De acordo com Carneiro, é importante procurar um médico ao identificar o aparecimento de sintomas. O médico reforça que, quanto antes a doença for detectada, maiores as chances de cura e preservação do pênis.
Confira os principais sintomas:
- Ferida que não cicatriza;
- Secreção com forte odor;
- Espessamento ou mudança de cor na pele da glande (cabeça do pênis);
- Presença de nódulos na virilha.
Como é o tratamento?
Segundo Costa, o tratamento varia de acordo com o estágio em que o tumor se encontra. “Se detectado no início, é possível tratar de forma localizada — com a cauterização ou uso de laser para destruir o tumor.
Nos estágios mais avançados, porém, é necessário recorrer à amputação, que varia com o tamanho do tumor.

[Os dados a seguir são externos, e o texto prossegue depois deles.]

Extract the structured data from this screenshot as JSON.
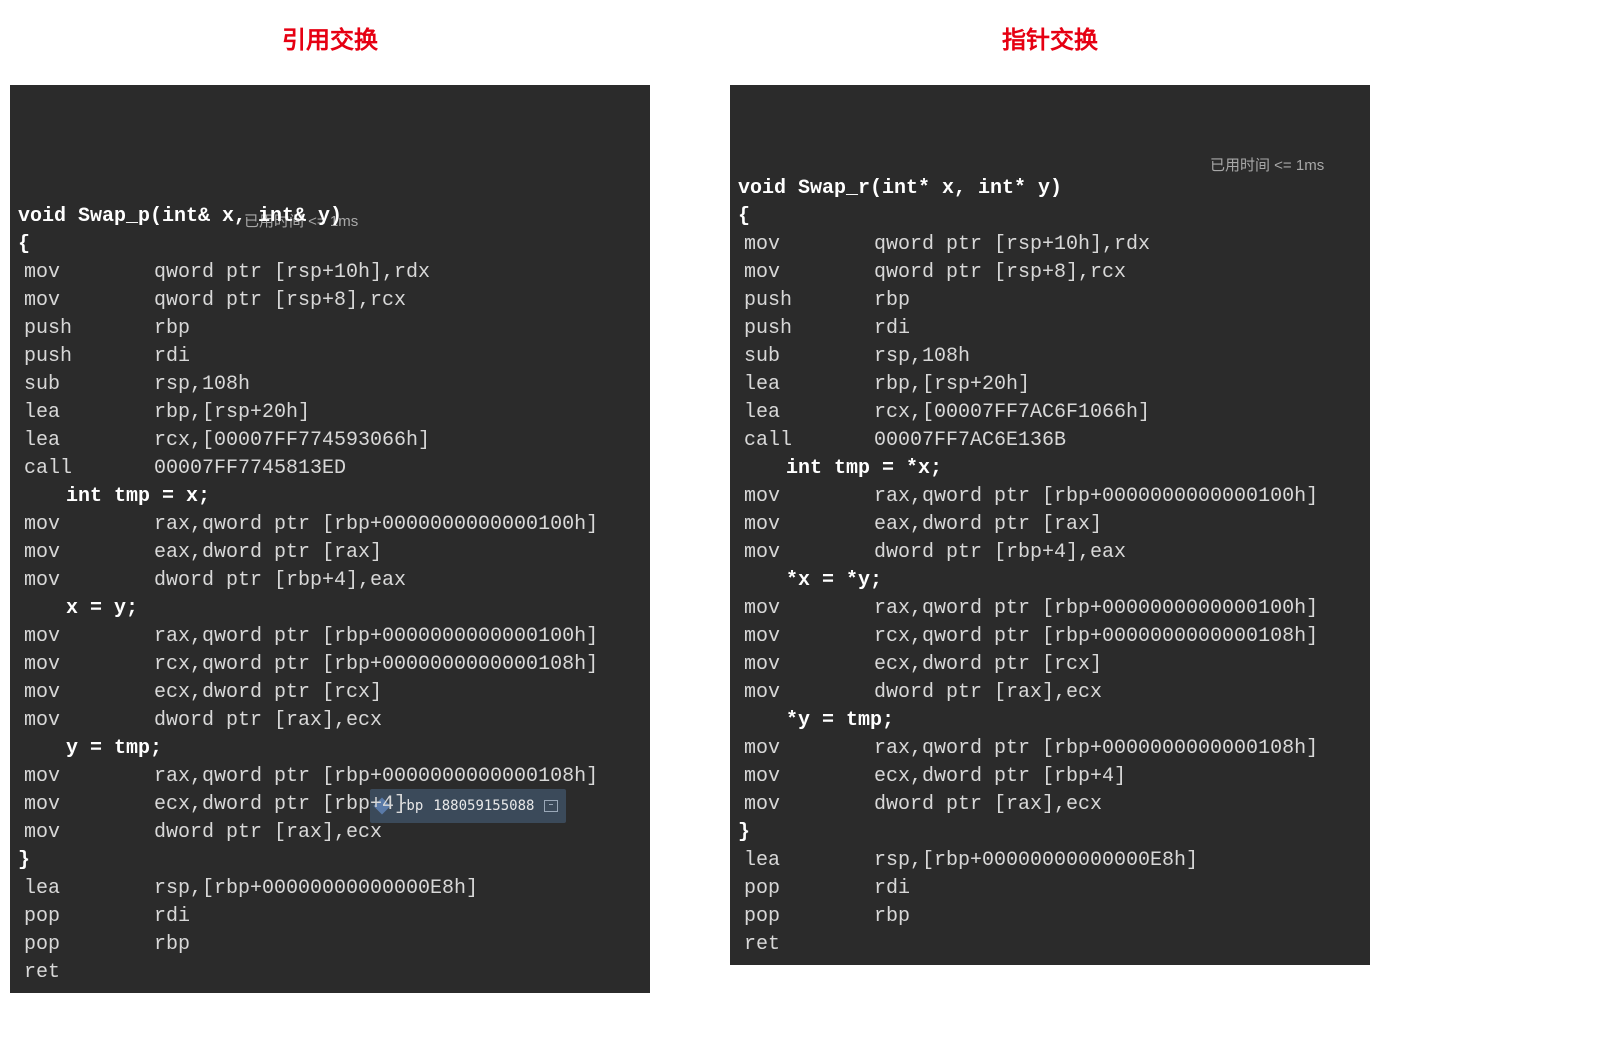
{
  "left": {
    "title": "引用交换",
    "hint": "已用时间 <= 1ms",
    "tooltip": {
      "reg": "rbp",
      "value": "188059155088"
    },
    "lines": [
      {
        "kind": "src",
        "text": "void Swap_p(int& x, int& y)"
      },
      {
        "kind": "brace",
        "text": "{"
      },
      {
        "kind": "asm",
        "op": "mov",
        "args": "qword ptr [rsp+10h],rdx"
      },
      {
        "kind": "asm",
        "op": "mov",
        "args": "qword ptr [rsp+8],rcx"
      },
      {
        "kind": "asm",
        "op": "push",
        "args": "rbp"
      },
      {
        "kind": "asm",
        "op": "push",
        "args": "rdi"
      },
      {
        "kind": "asm",
        "op": "sub",
        "args": "rsp,108h"
      },
      {
        "kind": "asm",
        "op": "lea",
        "args": "rbp,[rsp+20h]"
      },
      {
        "kind": "asm",
        "op": "lea",
        "args": "rcx,[00007FF774593066h]"
      },
      {
        "kind": "asm",
        "op": "call",
        "args": "00007FF7745813ED"
      },
      {
        "kind": "src",
        "text": "    int tmp = x;"
      },
      {
        "kind": "asm",
        "op": "mov",
        "args": "rax,qword ptr [rbp+0000000000000100h]"
      },
      {
        "kind": "asm",
        "op": "mov",
        "args": "eax,dword ptr [rax]"
      },
      {
        "kind": "asm",
        "op": "mov",
        "args": "dword ptr [rbp+4],eax"
      },
      {
        "kind": "src",
        "text": "    x = y;"
      },
      {
        "kind": "asm",
        "op": "mov",
        "args": "rax,qword ptr [rbp+0000000000000100h]"
      },
      {
        "kind": "asm",
        "op": "mov",
        "args": "rcx,qword ptr [rbp+0000000000000108h]"
      },
      {
        "kind": "asm",
        "op": "mov",
        "args": "ecx,dword ptr [rcx]"
      },
      {
        "kind": "asm",
        "op": "mov",
        "args": "dword ptr [rax],ecx"
      },
      {
        "kind": "src",
        "text": "    y = tmp;"
      },
      {
        "kind": "asm",
        "op": "mov",
        "args": "rax,qword ptr [rbp+0000000000000108h]"
      },
      {
        "kind": "asm",
        "op": "mov",
        "args": "ecx,dword ptr [rbp+4]"
      },
      {
        "kind": "asm",
        "op": "mov",
        "args": "dword ptr [rax],ecx"
      },
      {
        "kind": "brace",
        "text": "}"
      },
      {
        "kind": "asm",
        "op": "lea",
        "args": "rsp,[rbp+00000000000000E8h]"
      },
      {
        "kind": "asm",
        "op": "pop",
        "args": "rdi"
      },
      {
        "kind": "asm",
        "op": "pop",
        "args": "rbp"
      },
      {
        "kind": "asm",
        "op": "ret",
        "args": ""
      }
    ]
  },
  "right": {
    "title": "指针交换",
    "hint": "已用时间 <= 1ms",
    "lines": [
      {
        "kind": "src",
        "text": "void Swap_r(int* x, int* y)"
      },
      {
        "kind": "brace",
        "text": "{"
      },
      {
        "kind": "asm",
        "op": "mov",
        "args": "qword ptr [rsp+10h],rdx"
      },
      {
        "kind": "asm",
        "op": "mov",
        "args": "qword ptr [rsp+8],rcx"
      },
      {
        "kind": "asm",
        "op": "push",
        "args": "rbp"
      },
      {
        "kind": "asm",
        "op": "push",
        "args": "rdi"
      },
      {
        "kind": "asm",
        "op": "sub",
        "args": "rsp,108h"
      },
      {
        "kind": "asm",
        "op": "lea",
        "args": "rbp,[rsp+20h]"
      },
      {
        "kind": "asm",
        "op": "lea",
        "args": "rcx,[00007FF7AC6F1066h]"
      },
      {
        "kind": "asm",
        "op": "call",
        "args": "00007FF7AC6E136B"
      },
      {
        "kind": "src",
        "text": "    int tmp = *x;"
      },
      {
        "kind": "asm",
        "op": "mov",
        "args": "rax,qword ptr [rbp+0000000000000100h]"
      },
      {
        "kind": "asm",
        "op": "mov",
        "args": "eax,dword ptr [rax]"
      },
      {
        "kind": "asm",
        "op": "mov",
        "args": "dword ptr [rbp+4],eax"
      },
      {
        "kind": "src",
        "text": "    *x = *y;"
      },
      {
        "kind": "asm",
        "op": "mov",
        "args": "rax,qword ptr [rbp+0000000000000100h]"
      },
      {
        "kind": "asm",
        "op": "mov",
        "args": "rcx,qword ptr [rbp+0000000000000108h]"
      },
      {
        "kind": "asm",
        "op": "mov",
        "args": "ecx,dword ptr [rcx]"
      },
      {
        "kind": "asm",
        "op": "mov",
        "args": "dword ptr [rax],ecx"
      },
      {
        "kind": "src",
        "text": "    *y = tmp;"
      },
      {
        "kind": "asm",
        "op": "mov",
        "args": "rax,qword ptr [rbp+0000000000000108h]"
      },
      {
        "kind": "asm",
        "op": "mov",
        "args": "ecx,dword ptr [rbp+4]"
      },
      {
        "kind": "asm",
        "op": "mov",
        "args": "dword ptr [rax],ecx"
      },
      {
        "kind": "brace",
        "text": "}"
      },
      {
        "kind": "asm",
        "op": "lea",
        "args": "rsp,[rbp+00000000000000E8h]"
      },
      {
        "kind": "asm",
        "op": "pop",
        "args": "rdi"
      },
      {
        "kind": "asm",
        "op": "pop",
        "args": "rbp"
      },
      {
        "kind": "asm",
        "op": "ret",
        "args": ""
      }
    ]
  }
}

Ela pode ser parcial (geralmente correspondente à retirada da glande) e não comprometer a vida sexual do paciente; ou total, que compromete essa funcionalidade”, completa o médico.
Segundo o especialista, existem técnicas de reconstrução do membro, mas elas têm apenas função estética e não devolvem ao paciente a sensação de prazer. Além disso, ele explica que, na amputação total, muitas vezes a uretra é colocada no períneo (região entre o ânus e os órgãos genitais) e o paciente passa a urinar sentado.
Além das consequências físicas, esse tipo de procedimento tem grandes impactos psicológicos no paciente. “Trata-se de um membro de suma importância sociocultural e, por isso, é importante que haja um tratamento multidisciplinar, em conjunto com uma equipe de psiquiatria”, pontua Carneiro.